Introduction:
Artificial intelligence (AI) has demonstrated significant capabilities in analyzing various types of patient data. It offers potential opportunities to enhance patient care, improve diagnostics, and enable more precise treatment decisions in many medical fields, including nephrology. The clinical trial pre-screening process could be time-consuming, particularly when a large patient cohort is involved. In addition, human errors are inevitable and may result in potential screening failures. Typically, nephrologists review the patient data and study inclusion/exclusion criteria prior to initiating formal screening; however, this pre-screening process may lack optimal efficiency due to the challenges mentioned. In this study, we evaluated the accuracy and efficiency of AI in the pre-screening process for a published clinical trial (NefIgArd) and compared its performance to nephrologists.
Methods:
A survey comprising four simulated clinical cases through Google Forms was shared between derived connections from investigators and social media platforms, including LinkedIn and X. Nephrologists were asked to determine the eligibility of each case for pre-screening according to the NefIgArd Trial's inclusion and exclusion criteria, providing a “yes “or “no” response.
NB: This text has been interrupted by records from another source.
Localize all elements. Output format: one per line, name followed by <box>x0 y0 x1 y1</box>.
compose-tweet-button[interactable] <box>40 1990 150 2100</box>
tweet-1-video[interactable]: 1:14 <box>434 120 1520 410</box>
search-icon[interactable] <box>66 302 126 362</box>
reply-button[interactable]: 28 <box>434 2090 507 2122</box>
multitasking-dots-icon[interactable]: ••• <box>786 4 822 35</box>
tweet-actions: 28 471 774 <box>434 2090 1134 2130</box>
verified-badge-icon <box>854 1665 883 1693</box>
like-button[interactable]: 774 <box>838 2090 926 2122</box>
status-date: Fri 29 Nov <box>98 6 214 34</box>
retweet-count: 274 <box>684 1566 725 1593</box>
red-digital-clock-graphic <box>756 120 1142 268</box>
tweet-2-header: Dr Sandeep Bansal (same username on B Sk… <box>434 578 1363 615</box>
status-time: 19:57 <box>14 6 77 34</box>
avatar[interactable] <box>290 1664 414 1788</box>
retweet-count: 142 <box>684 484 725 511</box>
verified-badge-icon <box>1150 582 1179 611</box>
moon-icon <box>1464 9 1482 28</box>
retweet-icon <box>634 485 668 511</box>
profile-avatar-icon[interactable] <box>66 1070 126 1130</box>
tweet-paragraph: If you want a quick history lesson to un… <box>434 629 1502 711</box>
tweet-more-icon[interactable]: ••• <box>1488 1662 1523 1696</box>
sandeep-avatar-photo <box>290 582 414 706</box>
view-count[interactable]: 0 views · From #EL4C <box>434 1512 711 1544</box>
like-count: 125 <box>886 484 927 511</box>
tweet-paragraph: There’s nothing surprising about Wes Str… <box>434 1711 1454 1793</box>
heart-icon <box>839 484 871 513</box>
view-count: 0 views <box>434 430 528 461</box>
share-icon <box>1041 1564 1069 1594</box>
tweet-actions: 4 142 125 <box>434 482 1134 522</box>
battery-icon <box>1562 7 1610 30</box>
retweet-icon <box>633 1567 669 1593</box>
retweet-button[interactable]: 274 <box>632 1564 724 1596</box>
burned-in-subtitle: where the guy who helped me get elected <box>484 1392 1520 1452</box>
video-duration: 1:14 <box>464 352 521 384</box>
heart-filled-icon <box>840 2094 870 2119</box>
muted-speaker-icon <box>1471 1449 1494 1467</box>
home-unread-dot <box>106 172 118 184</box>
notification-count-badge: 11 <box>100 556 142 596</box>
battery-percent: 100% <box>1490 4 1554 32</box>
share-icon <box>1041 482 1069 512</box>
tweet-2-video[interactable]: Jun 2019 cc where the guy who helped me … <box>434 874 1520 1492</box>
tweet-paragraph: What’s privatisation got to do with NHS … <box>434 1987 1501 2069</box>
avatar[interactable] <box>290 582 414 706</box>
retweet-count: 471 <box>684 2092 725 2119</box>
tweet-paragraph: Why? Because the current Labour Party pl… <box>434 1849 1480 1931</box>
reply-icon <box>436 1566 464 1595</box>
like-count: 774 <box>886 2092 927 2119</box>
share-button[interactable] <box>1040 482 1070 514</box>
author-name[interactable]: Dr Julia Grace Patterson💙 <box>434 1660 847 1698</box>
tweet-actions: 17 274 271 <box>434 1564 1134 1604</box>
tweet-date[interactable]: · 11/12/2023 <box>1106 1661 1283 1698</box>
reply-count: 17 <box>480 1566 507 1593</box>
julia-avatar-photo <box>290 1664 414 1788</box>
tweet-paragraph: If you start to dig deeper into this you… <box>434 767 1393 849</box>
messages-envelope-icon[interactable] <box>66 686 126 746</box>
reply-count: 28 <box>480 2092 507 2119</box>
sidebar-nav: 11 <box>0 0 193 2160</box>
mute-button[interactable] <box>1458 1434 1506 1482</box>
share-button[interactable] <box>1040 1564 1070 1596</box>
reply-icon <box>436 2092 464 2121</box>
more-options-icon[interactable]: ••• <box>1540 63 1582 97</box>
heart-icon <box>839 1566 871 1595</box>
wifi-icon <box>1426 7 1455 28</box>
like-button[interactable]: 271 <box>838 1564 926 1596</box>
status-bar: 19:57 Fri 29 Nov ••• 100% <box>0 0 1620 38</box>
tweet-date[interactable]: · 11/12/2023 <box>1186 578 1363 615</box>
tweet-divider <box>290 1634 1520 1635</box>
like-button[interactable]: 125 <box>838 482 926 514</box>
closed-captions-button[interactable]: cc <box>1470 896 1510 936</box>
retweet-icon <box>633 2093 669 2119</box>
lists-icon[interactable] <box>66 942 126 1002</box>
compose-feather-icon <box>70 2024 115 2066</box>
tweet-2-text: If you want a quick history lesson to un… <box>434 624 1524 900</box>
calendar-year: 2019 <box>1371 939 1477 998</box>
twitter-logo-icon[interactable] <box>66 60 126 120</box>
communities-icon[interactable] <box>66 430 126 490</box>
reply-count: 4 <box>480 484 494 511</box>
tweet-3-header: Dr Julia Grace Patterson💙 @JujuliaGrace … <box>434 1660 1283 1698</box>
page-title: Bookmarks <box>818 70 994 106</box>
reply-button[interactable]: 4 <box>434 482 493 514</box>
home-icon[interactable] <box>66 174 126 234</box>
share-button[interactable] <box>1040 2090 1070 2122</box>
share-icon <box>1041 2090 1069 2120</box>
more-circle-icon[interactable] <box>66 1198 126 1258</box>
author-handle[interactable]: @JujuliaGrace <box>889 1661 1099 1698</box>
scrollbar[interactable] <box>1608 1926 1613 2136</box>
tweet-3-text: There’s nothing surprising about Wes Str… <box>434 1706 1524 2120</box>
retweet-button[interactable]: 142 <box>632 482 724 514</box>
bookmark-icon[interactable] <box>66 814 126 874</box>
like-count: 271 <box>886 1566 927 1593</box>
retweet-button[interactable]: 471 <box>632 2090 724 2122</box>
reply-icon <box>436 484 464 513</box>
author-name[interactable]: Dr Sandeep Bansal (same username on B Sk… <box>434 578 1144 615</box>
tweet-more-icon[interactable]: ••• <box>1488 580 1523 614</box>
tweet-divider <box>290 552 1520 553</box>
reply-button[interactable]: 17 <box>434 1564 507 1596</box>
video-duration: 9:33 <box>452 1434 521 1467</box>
Participants were also instructed to record and input the time taken to complete their assessment for each case. The same cases were evaluated using AI (ChatGPT version 3.5) to compare the speed and accuracy of the nephrologists' responses.
Results:
Figure 1. Statistical Comparison of Physician and AI Accuracy
A total of 33 nephrologists participated in the study, mostly from the academic setting (69.7%). Among the nephrologists, 39.4% were Assistant Professor, 18.2% were Associate Professors, and 9.1% were Professors. The median years of experience was 8, with an interquartile range (IQR) of 3.5 to 15 years. The AI consistently outperformed physicians, achieving 100% accuracy across all cases, while physicians' accuracy ranged from 21.9% to 90.6%. The AI's accuracy was significantly higher than physicians' for each case and overall (p<0.001), with physicians' overall accuracy at 55.9% compared to the AI's 99.9% (Figure 1). Physicians took an average of 117 seconds (SD: 146) with a median of 60 seconds (IQR: 29-120). In contrast, the AI took an average of 11 seconds (SD: 1) with a median of 11 seconds (IQR: 11-12). The mean rank for physicians was 67.93, while the AI's mean rank was 4.75. The p-value of 0.001 indicates a statistically significant difference between the time taken by physicians and AI, with the AI completing the screening process significantly faster than physicians.
Conclusions:
Integrating AI in nephrology in certain tasks with clear instructions, such as clinical trial pre-screenings, might provide more accuracy and efficiency. Further studies are warranted to explore this potential fully.
I have no potential conflict of interest to disclose.
I did not use generative AI and AI-assisted technologies in the writing process.